In recent years, as a display, a liquid crystal display apparatus using a surface light source device has been remarkably widespread. As the liquid crystal display apparatus using the surface light source device, for example, a liquid crystal display apparatus including an edge light-type surface light source device is known. In such a liquid crystal display apparatus, light emitted from a light source enters a light guide plate, and propagates through an inside of the light guide plate while repeating a total reflection on a light output surface (liquid crystal cell-side surface) of the light guide plate and a back surface thereof. A part of the light that propagates through the inside of the light guide plate allows a traveling direction thereof to be changed by a light scattering body or the like, which is provided on the back surface of the light guide plate or the like, and is output from the light output surface to an outside of the light guide plate. Such light output from the light output surface of the light guide plate is diffused and condensed by various optical sheets such as a diffusion sheet, a prism sheet, a brightness enhancement film, or the like, and thereafter, the light enters a liquid crystal panel in which polarizing plates are arranged on both sides of a liquid crystal cell. Liquid crystal molecules of a liquid crystal layer of the liquid crystal cell are driven for each of pixels to control transmission and absorption of the incident light. As a result, an image is displayed.

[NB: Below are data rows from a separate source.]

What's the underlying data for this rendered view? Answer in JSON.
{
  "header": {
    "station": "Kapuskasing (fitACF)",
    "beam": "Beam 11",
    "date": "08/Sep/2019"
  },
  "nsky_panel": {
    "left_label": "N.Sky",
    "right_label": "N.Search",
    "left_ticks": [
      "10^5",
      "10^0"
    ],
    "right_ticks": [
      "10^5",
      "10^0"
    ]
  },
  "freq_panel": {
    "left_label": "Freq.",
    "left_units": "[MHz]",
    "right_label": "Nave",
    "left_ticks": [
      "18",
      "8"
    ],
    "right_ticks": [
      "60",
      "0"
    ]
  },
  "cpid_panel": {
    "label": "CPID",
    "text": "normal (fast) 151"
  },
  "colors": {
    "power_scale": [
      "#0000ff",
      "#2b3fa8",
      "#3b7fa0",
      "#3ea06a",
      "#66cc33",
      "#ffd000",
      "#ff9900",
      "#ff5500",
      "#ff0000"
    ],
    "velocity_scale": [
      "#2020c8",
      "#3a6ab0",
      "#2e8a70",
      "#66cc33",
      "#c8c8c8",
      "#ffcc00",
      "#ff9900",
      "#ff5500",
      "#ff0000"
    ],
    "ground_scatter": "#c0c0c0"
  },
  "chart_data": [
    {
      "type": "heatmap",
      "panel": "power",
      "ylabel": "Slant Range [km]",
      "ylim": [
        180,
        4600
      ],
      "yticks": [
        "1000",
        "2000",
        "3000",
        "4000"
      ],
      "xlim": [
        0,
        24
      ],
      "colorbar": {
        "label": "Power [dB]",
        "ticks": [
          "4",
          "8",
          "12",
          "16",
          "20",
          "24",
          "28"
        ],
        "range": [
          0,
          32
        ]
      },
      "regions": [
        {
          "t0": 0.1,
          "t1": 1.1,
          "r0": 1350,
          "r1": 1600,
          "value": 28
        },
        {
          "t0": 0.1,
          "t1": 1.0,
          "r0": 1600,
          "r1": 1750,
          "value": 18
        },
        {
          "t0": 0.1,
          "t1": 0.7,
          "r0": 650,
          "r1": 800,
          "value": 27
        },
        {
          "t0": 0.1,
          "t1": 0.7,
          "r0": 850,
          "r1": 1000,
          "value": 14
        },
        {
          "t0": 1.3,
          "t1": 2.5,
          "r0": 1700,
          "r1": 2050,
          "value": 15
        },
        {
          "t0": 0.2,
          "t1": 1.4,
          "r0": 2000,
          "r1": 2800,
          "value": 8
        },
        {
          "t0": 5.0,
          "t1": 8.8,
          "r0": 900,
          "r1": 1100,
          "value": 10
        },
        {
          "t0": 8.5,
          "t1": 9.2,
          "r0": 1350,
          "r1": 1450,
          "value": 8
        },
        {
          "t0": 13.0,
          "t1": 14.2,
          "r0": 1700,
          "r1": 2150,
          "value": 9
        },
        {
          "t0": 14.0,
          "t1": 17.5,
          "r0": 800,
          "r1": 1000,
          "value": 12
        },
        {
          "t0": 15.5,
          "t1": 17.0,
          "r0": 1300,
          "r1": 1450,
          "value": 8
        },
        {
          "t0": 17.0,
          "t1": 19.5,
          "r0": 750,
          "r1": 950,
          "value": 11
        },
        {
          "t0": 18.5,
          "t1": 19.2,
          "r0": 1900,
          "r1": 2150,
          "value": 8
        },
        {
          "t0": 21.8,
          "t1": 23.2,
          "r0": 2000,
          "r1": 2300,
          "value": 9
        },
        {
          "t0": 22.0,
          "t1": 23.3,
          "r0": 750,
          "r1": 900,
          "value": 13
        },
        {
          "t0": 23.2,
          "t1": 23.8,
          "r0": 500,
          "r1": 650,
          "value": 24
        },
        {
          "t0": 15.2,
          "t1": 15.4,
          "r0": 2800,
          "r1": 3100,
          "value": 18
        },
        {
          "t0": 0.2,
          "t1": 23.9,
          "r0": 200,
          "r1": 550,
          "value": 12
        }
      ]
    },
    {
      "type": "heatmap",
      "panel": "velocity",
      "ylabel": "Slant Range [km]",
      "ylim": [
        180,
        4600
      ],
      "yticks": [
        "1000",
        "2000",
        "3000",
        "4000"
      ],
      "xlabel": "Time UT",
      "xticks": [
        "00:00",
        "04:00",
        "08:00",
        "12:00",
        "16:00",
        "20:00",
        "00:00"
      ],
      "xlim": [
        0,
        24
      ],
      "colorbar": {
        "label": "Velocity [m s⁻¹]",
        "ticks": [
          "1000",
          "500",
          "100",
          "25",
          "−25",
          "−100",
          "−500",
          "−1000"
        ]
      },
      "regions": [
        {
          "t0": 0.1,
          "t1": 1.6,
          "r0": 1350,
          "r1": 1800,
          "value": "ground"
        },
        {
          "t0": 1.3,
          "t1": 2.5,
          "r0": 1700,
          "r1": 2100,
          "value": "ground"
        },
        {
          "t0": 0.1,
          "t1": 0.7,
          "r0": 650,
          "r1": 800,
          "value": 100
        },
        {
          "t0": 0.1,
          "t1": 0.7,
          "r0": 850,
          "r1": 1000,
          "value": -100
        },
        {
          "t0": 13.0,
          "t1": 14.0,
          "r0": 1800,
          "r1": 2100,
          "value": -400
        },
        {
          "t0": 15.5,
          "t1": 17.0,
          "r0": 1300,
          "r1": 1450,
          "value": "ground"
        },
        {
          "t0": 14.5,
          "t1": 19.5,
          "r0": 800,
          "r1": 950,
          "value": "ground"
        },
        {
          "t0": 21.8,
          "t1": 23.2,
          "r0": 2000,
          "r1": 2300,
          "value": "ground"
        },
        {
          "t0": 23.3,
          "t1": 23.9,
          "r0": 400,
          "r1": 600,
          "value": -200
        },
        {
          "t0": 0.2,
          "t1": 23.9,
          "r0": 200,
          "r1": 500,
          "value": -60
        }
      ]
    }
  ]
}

As described above, the liquid crystal panel includes the polarizing plates on both sides (front and back) thereof, accordingly, approximately a half of the light that enters the liquid crystal panel is absorbed by the polarizing plate on the incident side, and utilization efficiency of the light in the liquid crystal panel is essentially low. Accordingly, when a larger amount of light is attempted to be entered into the polarizing plate in order to obtain desired brightness, there are such various problems that heat from the light source adversely affects the liquid crystal and the like, resulting in difficulty viewing display, in addition to a problem in that a power consumption of the light source is increased.
Various proposals have been made in order to improve such light utilization efficiency in the liquid crystal display apparatus. As one of the proposals, there is a proposal, in which non-polarized light from the light source is separated by using a polarized light separating body that separates the non-polarized light into two pieces of linearly polarized light, which are in a perpendicular relationship to each other, by transmission and reflection, one piece of the polarized light thus separated is transmitted and directly used, and in addition, the other piece of the reflected polarized light is also reused. That is, this is a technology in which, among polarized light components separated by the polarized light separating body, one of the polarized light components, which is transmitted, allows a polarization direction of the transmission light and a transmission axis direction of a lower polarizing plate (incident-side polarizing plate) to coincide with each other, and is caused to enter the liquid crystal cell, and other polarized light component is returned to the light source side, linearly polarized state of the returned light is eliminated therefrom by birefringence, reflection, diffraction or diffusion, or the like, and the light is guided to the polarized light separating body again and is reused so that the light utilization efficiency is enhanced. For example, in Patent Literature 1, a backlight is described, in which such a light control sheet that allows output light to be substantially vertical to a surface of the planar light guide plate is provided on a light output surface side of the planar light guide plate, and polarized light separating means is further arranged thereon.
However, in the backlight described in Patent Literature 1, a structure of the polarized light separating body is complicated, and in particular, it is difficult to form a polarized light separating layer on an inclined surface portion of a columnar prism array that is triangular in cross section, with the result that mass productivity of the backlight is insufficient. In recent years, there has also been developed a surface light source device constructed so that the light output from the light guide plate has a predetermined polarization state or the like. However, output light that is the polarized light output from the light guide plate is not utilized sufficiently, effectively, and sufficient brightness is not obtained.
Moreover, in Patent Literature 2, it is described that light polarized in a predetermined direction is output from a surface light source, and a base having a birefringence ratio, such as a biaxially stretched film, is used as a base of a prism sheet, and thus the polarization direction of the polarized light that enters the liquid crystal panel is controlled to reduce the light absorbed to the polarizing plate and enhance the utilization efficiency of the light. However, also in the liquid crystal display apparatus of Patent Literature 2, the utilization efficiency of the light is still insufficient.